Watkins is also optimistic that both SA and Africa represent significant growth opportunities for international funds, which in recent months have displayed interest in the African continent “It is also good to note that general investor interest, and that of PE fund managers, extends north of our borders as well.”
Lending further confidence to continental growth in the PE sector are the projected growth rates of four to eight percent in the African economy, says Watkins. “Africa’s potential growth rates are significantly higher than those of mature markets and should lead to further investment” KPMG has found a number of international private equity houses making serious enquiries into the SA market in the last six months.
Looking ahead, regulatory changes being implemented by government should also have a positive effect on the sector. J-P Fourie, CEO of SAVCA, contends that new prescriptions in SA regulations make it possible to accelerate PE sector growth.
“In the past, PE fund managers were held to a limit of 2.5% for pension fund investments in PE. This has changed. The limitations have been raised for PE and Hedge funds, from 2.5% to 10%. This is not only a significant change for the industry, but a beneficial long-term regulatory modification,” said Fourie.
While the proposed change to the regulation will cap pension fund investments into PE at 10%, most pension funds have been conservative in the past and have only taken up a portion of the regulated limit.

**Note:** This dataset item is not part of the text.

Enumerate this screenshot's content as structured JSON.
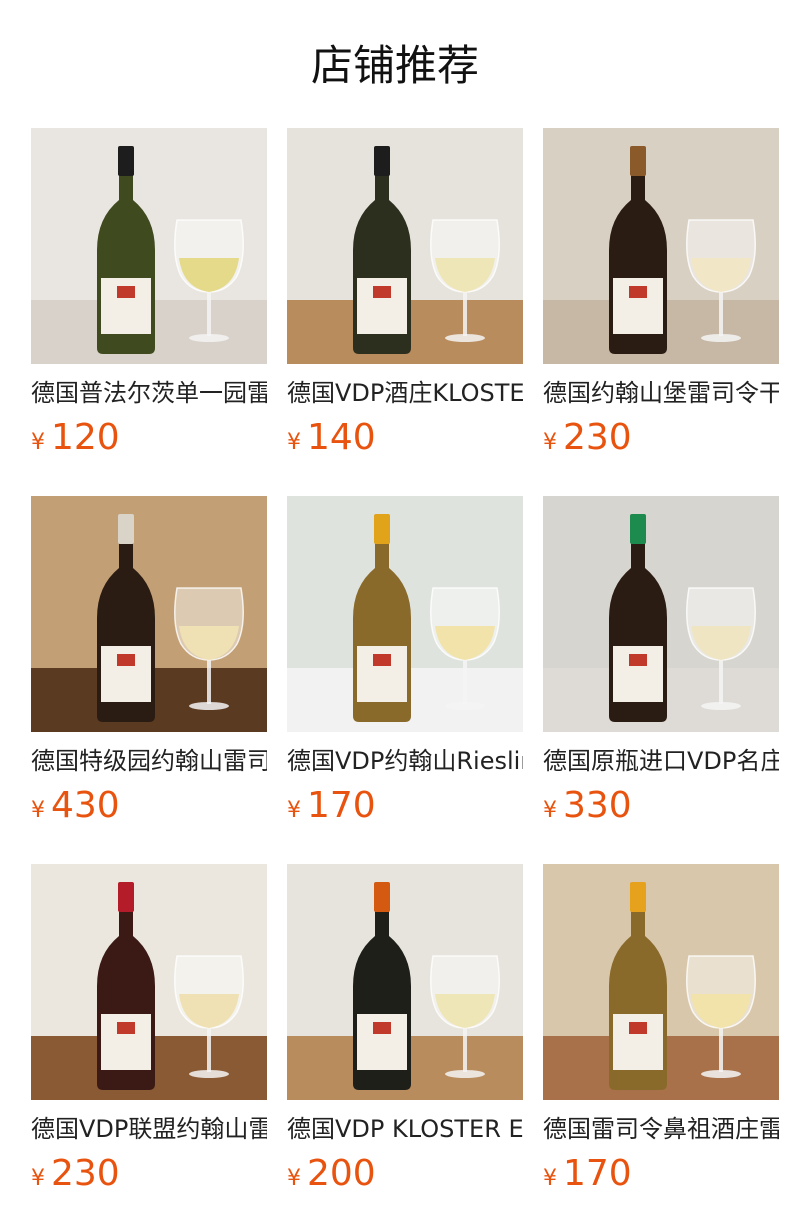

This trend is expected to continue despite the raised levels now offered to pension funds, however, the new ceiling, will promote more capital being released into the PE sector. “This is very important, as international investors, when considering investments into PE funds, a key consideration for them is the amount of local participation by investors into the industry. A situation that limits this local participation will hamper the extent to which international investors will invest and in this way limit PE as an important source of foreign direct investment for South Africa” said Fourie.
Other key findings of the survey include:
· Investments by PE funds have increased from R7.2 billion in 2009 to R10.4 billion in 2010.
· 42.4% of all funds raised during 2010 were from South African sources (2009: 50.3%) followed by Europe with 21.4% (2009 12.2%)
· Total funds returned to investors increased to R17.3 billion from R2.0 billion. (this includes the Venfin disposal to Remgro)
“PE remains a medium to long-term investment which stimulates and encourages economic growth. “PE’s success is based on the underlying growth of its portfolio companies, which is expected to continue into the future” said Watkins. “PE makes up a significant portion of the M&A activity and brings in much needed FDI. The returns, which exceed the comparatives on the JSE, continue to secure its place as a significant asset class in South Africa.”